What if England had been supplying electricity to Germany in 1941?
Defense Minister Ehud Barak’s approval earlier Thursday of an IDF plan to impose sanctions on the Gaza Strip in wake of the escalation in Kassam rocket attacks was the first step, defense officials told The Jerusalem Post, towards a “complete disengagement” including the gradual reduction in Palestinian dependency on Israel for gas and electricity…

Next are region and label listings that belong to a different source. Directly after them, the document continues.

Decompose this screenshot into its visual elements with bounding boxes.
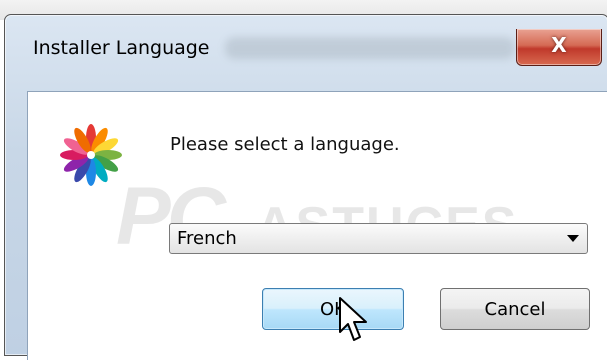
window-title: Installer Language — [33, 37, 210, 59]
language-select[interactable]: French — [169, 223, 588, 254]
titlebar-blurred-background — [225, 37, 515, 59]
cancel-button[interactable]: Cancel — [440, 288, 590, 330]
close-icon: X — [551, 33, 567, 57]
background-glyph-shapes — [20, 0, 580, 10]
chevron-down-icon[interactable] — [567, 235, 579, 242]
language-select-value: French — [177, 228, 237, 249]
mouse-pointer-icon — [339, 297, 367, 341]
dialog-body: Please select a language. PC ASTUCES Fre… — [27, 91, 607, 360]
language-prompt: Please select a language. — [170, 134, 400, 155]
close-button[interactable]: X — [516, 29, 602, 66]
installer-language-window: Installer Language X Please select a lan… — [4, 14, 607, 360]
ok-button[interactable]: OK — [262, 288, 404, 330]
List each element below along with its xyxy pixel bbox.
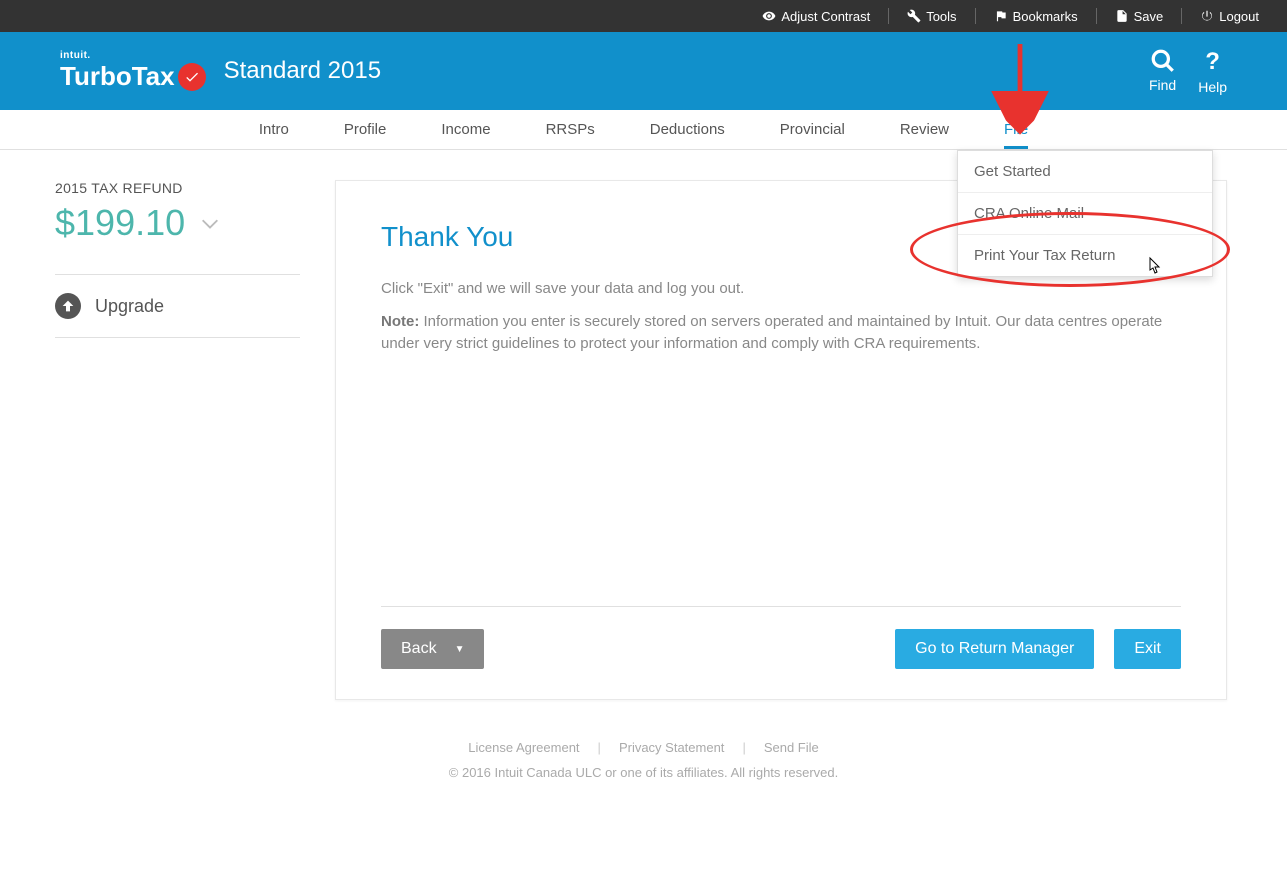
flag-icon — [994, 9, 1008, 23]
tab-review[interactable]: Review — [900, 111, 949, 148]
tab-intro[interactable]: Intro — [259, 111, 289, 148]
refund-label: 2015 TAX REFUND — [55, 180, 300, 196]
bookmarks-link[interactable]: Bookmarks — [986, 9, 1086, 24]
app-header: intuit. TurboTax Standard 2015 Find ? He… — [0, 32, 1287, 110]
upgrade-button[interactable]: Upgrade — [55, 293, 300, 338]
file-dropdown: Get Started CRA Online Mail Print Your T… — [957, 150, 1213, 277]
tab-provincial[interactable]: Provincial — [780, 111, 845, 148]
separator — [888, 8, 889, 24]
intuit-label: intuit. — [60, 50, 206, 61]
file-icon — [1115, 9, 1129, 23]
back-label: Back — [401, 640, 437, 658]
tab-rrsps[interactable]: RRSPs — [546, 111, 595, 148]
adjust-contrast-label: Adjust Contrast — [781, 9, 870, 24]
power-icon — [1200, 9, 1214, 23]
logout-label: Logout — [1219, 9, 1259, 24]
help-button[interactable]: ? Help — [1198, 48, 1227, 95]
separator — [1181, 8, 1182, 24]
return-manager-button[interactable]: Go to Return Manager — [895, 629, 1094, 669]
dropdown-cra-mail[interactable]: CRA Online Mail — [958, 193, 1212, 235]
header-actions: Find ? Help — [1149, 48, 1227, 95]
tab-deductions[interactable]: Deductions — [650, 111, 725, 148]
upgrade-label: Upgrade — [95, 296, 164, 317]
upgrade-arrow-icon — [55, 293, 81, 319]
note-label: Note: — [381, 313, 419, 330]
sidebar: 2015 TAX REFUND $199.10 Upgrade — [55, 180, 300, 700]
security-note: Note: Information you enter is securely … — [381, 311, 1181, 356]
save-link[interactable]: Save — [1107, 9, 1172, 24]
page-footer: License Agreement | Privacy Statement | … — [0, 740, 1287, 780]
copyright: © 2016 Intuit Canada ULC or one of its a… — [0, 765, 1287, 780]
tools-link[interactable]: Tools — [899, 9, 964, 24]
divider — [55, 274, 300, 275]
license-link[interactable]: License Agreement — [468, 740, 579, 755]
panel-footer: Back ▼ Go to Return Manager Exit — [381, 606, 1181, 669]
chevron-down-icon — [199, 216, 221, 230]
separator: | — [598, 740, 601, 755]
back-button[interactable]: Back ▼ — [381, 629, 484, 669]
refund-amount: $199.10 — [55, 202, 185, 244]
tab-profile[interactable]: Profile — [344, 111, 387, 148]
utility-bar: Adjust Contrast Tools Bookmarks Save Log… — [0, 0, 1287, 32]
tab-file[interactable]: File — [1004, 111, 1028, 148]
note-text: Information you enter is securely stored… — [381, 313, 1162, 353]
question-icon: ? — [1205, 48, 1220, 76]
help-label: Help — [1198, 79, 1227, 95]
exit-instruction: Click "Exit" and we will save your data … — [381, 278, 1181, 301]
separator — [975, 8, 976, 24]
send-file-link[interactable]: Send File — [764, 740, 819, 755]
tab-income[interactable]: Income — [441, 111, 490, 148]
check-badge-icon — [178, 63, 206, 91]
refund-row[interactable]: $199.10 — [55, 202, 300, 244]
header-brand: intuit. TurboTax Standard 2015 — [60, 50, 381, 92]
find-button[interactable]: Find — [1149, 48, 1176, 95]
wrench-icon — [907, 9, 921, 23]
find-label: Find — [1149, 77, 1176, 93]
logout-link[interactable]: Logout — [1192, 9, 1267, 24]
search-icon — [1150, 48, 1176, 74]
privacy-link[interactable]: Privacy Statement — [619, 740, 725, 755]
separator: | — [742, 740, 745, 755]
caret-down-icon: ▼ — [455, 644, 465, 655]
exit-button[interactable]: Exit — [1114, 629, 1181, 669]
adjust-contrast-link[interactable]: Adjust Contrast — [754, 9, 878, 24]
dropdown-get-started[interactable]: Get Started — [958, 151, 1212, 193]
nav-tabs: Intro Profile Income RRSPs Deductions Pr… — [0, 110, 1287, 150]
product-name: Standard 2015 — [224, 57, 381, 85]
tools-label: Tools — [926, 9, 956, 24]
logo: intuit. TurboTax — [60, 50, 206, 92]
separator — [1096, 8, 1097, 24]
bookmarks-label: Bookmarks — [1013, 9, 1078, 24]
turbotax-label: TurboTax — [60, 61, 175, 92]
eye-icon — [762, 9, 776, 23]
save-label: Save — [1134, 9, 1164, 24]
dropdown-print-return[interactable]: Print Your Tax Return — [958, 235, 1212, 276]
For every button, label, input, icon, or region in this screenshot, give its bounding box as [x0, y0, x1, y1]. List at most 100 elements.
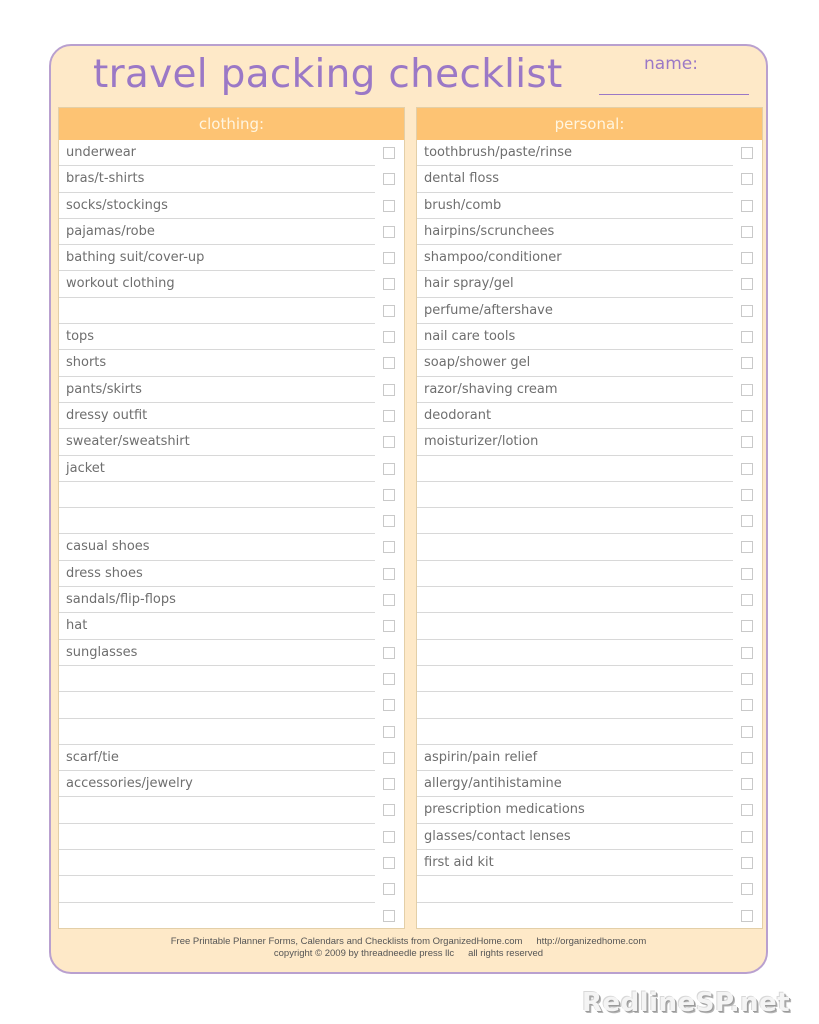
item-checkbox[interactable]: [741, 436, 753, 449]
footer-url[interactable]: http://organizedhome.com: [536, 936, 646, 947]
item-label: sandals/flip-flops: [66, 592, 176, 608]
item-label: pants/skirts: [66, 381, 142, 397]
item-checkbox[interactable]: [383, 147, 395, 159]
item-checkbox[interactable]: [741, 857, 753, 870]
item-label: hairpins/scrunchees: [424, 223, 555, 239]
item-checkbox[interactable]: [383, 409, 395, 422]
item-checkbox[interactable]: [383, 567, 395, 580]
checklist-row: [417, 613, 762, 640]
item-checkbox[interactable]: [383, 225, 395, 238]
item-checkbox[interactable]: [383, 594, 395, 607]
item-checkbox[interactable]: [383, 830, 395, 843]
item-checkbox[interactable]: [741, 541, 753, 554]
item-checkbox[interactable]: [741, 462, 753, 475]
item-checkbox[interactable]: [741, 278, 753, 291]
checklist-row: sunglasses: [59, 640, 404, 666]
item-checkbox[interactable]: [383, 331, 395, 344]
item-checkbox[interactable]: [383, 646, 395, 659]
item-checkbox[interactable]: [383, 462, 395, 475]
item-label: brush/comb: [424, 197, 502, 213]
item-checkbox[interactable]: [383, 751, 395, 764]
page-title: travel packing checklist: [93, 52, 563, 97]
item-checkbox[interactable]: [741, 620, 753, 633]
item-checkbox[interactable]: [383, 304, 395, 317]
item-checkbox[interactable]: [741, 331, 753, 344]
checklist-row: tops: [59, 324, 404, 351]
item-checkbox[interactable]: [383, 672, 395, 685]
item-label: casual shoes: [66, 539, 150, 555]
item-checkbox[interactable]: [741, 409, 753, 422]
item-checkbox[interactable]: [741, 699, 753, 712]
item-label: sweater/sweatshirt: [66, 434, 190, 450]
checklist-row: [417, 640, 762, 666]
item-checkbox[interactable]: [383, 778, 395, 791]
item-label: shampoo/conditioner: [424, 250, 562, 266]
checklist-row: dressy outfit: [59, 403, 404, 430]
item-checkbox[interactable]: [741, 725, 753, 738]
item-checkbox[interactable]: [741, 383, 753, 396]
item-checkbox[interactable]: [741, 225, 753, 238]
checklist-row: hat: [59, 613, 404, 640]
item-checkbox[interactable]: [741, 804, 753, 817]
item-checkbox[interactable]: [741, 778, 753, 791]
item-checkbox[interactable]: [741, 646, 753, 659]
item-checkbox[interactable]: [741, 751, 753, 764]
item-checkbox[interactable]: [741, 488, 753, 501]
checklist-row: deodorant: [417, 403, 762, 430]
checklist-row: [59, 824, 404, 851]
item-label: dress shoes: [66, 565, 143, 581]
item-checkbox[interactable]: [741, 304, 753, 317]
item-checkbox[interactable]: [383, 278, 395, 291]
checklist-row: first aid kit: [417, 850, 762, 877]
item-checkbox[interactable]: [383, 199, 395, 212]
item-checkbox[interactable]: [383, 515, 395, 528]
checklist-row: brush/comb: [417, 193, 762, 219]
item-checkbox[interactable]: [383, 857, 395, 870]
item-checkbox[interactable]: [383, 252, 395, 265]
item-checkbox[interactable]: [383, 357, 395, 370]
item-checkbox[interactable]: [741, 883, 753, 896]
item-checkbox[interactable]: [741, 173, 753, 186]
checklist-row: jacket: [59, 456, 404, 482]
item-label: moisturizer/lotion: [424, 434, 539, 450]
item-checkbox[interactable]: [383, 488, 395, 501]
item-checkbox[interactable]: [383, 383, 395, 396]
item-checkbox[interactable]: [741, 567, 753, 580]
item-checkbox[interactable]: [741, 672, 753, 685]
item-checkbox[interactable]: [383, 725, 395, 738]
checklist-row: [59, 666, 404, 693]
checklist-row: underwear: [59, 140, 404, 167]
item-checkbox[interactable]: [383, 883, 395, 896]
footer: Free Printable Planner Forms, Calendars …: [51, 936, 766, 960]
name-field[interactable]: [599, 94, 749, 95]
item-checkbox[interactable]: [383, 620, 395, 633]
checklist-row: hairpins/scrunchees: [417, 219, 762, 246]
item-checkbox[interactable]: [741, 252, 753, 265]
item-checkbox[interactable]: [383, 436, 395, 449]
item-checkbox[interactable]: [741, 147, 753, 159]
item-checkbox[interactable]: [383, 699, 395, 712]
footer-rights: all rights reserved: [468, 948, 544, 959]
item-checkbox[interactable]: [383, 173, 395, 186]
item-checkbox[interactable]: [741, 515, 753, 528]
item-checkbox[interactable]: [383, 909, 395, 922]
checklist-row: allergy/antihistamine: [417, 771, 762, 798]
checklist-row: shorts: [59, 350, 404, 377]
checklist-row: bras/t-shirts: [59, 166, 404, 193]
item-checkbox[interactable]: [383, 804, 395, 817]
checklist-row: [59, 797, 404, 824]
checklist-row: accessories/jewelry: [59, 771, 404, 798]
checklist-row: [59, 692, 404, 719]
checklist-row: [59, 876, 404, 903]
name-label: name:: [644, 54, 698, 74]
item-label: sunglasses: [66, 644, 138, 660]
item-checkbox[interactable]: [741, 909, 753, 922]
item-checkbox[interactable]: [741, 357, 753, 370]
item-checkbox[interactable]: [383, 541, 395, 554]
item-label: first aid kit: [424, 855, 494, 871]
item-checkbox[interactable]: [741, 594, 753, 607]
item-checkbox[interactable]: [741, 830, 753, 843]
checklist-row: sandals/flip-flops: [59, 587, 404, 614]
checklist-row: [417, 719, 762, 745]
item-checkbox[interactable]: [741, 199, 753, 212]
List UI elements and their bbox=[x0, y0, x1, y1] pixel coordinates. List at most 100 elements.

According to the plan, one of the power lines connecting Israel and Gaza will be shut down at first for 15 minutes after a rocket attack, gradually increasing the cutoff length if the barrages continue, up to a two-hour limit. In addition, Israel will begin reducing the amount of gasoline it allows into the Gaza Strip…
Defense officials stressed that the fairly-limited sanctions were not capable of creating a humanitarian crisis in Gaza and were being imposed with the eventual goal – of the defense establishment – to completely cut off Palestinian dependency on Israel. The cuts to electricity will not affect Gaza-based hospitals, defense officials said…
Infrastructure Minister Binyamin Ben-Eliezer said Israel had no choice but to take punitive measures. “Should we tell them to continue firing rockets at the same power station that provides them with electricity and continue to bomb the water system that provides them with water?” he asked.
But
Palestinian negotiator Saeb Erekat appealed for international intervention and called the Israeli decision to cut off electricity to Gaza after each Kassam rocket “particularly provocative given that Palestinians and Israelis are meeting to negotiate an agreement on the core issues for ending the conflict between them.”
Palestinians and human rights groups denounced the measure as collective punishment. One of the groups, Gisha, issued a statement warning, “Playing with electricity is playing with fire,” adding, “Even a brief interruption in electricity threatens the safety and well-being of Gaza residents.” — Jerusalem Post
1) Firing rockets at random into civilian territory in order to kill people is very ‘provocative’ and in fact is a war crime.
2) By Gisha’s reasoning, almost any wartime action that affects a civilian population is ‘collective punishment’. Nevertheless, Israel’s tying the interruptions of service to rocket attacks is unfortunate, because it lends itself to the charge that the interruptions are retaliatory in nature. Israel should simply cut the electricity because it is not required to supply a hostile enemy. Let Hamas solve the problem by ceasing its belligerency.
This should have happened a long time ago, perhaps on the day this March when a Hamas sniper in Gaza shot an Israeli electrical worker atop a pole on the Israeli side of the border (see “Black Out Gaza!”).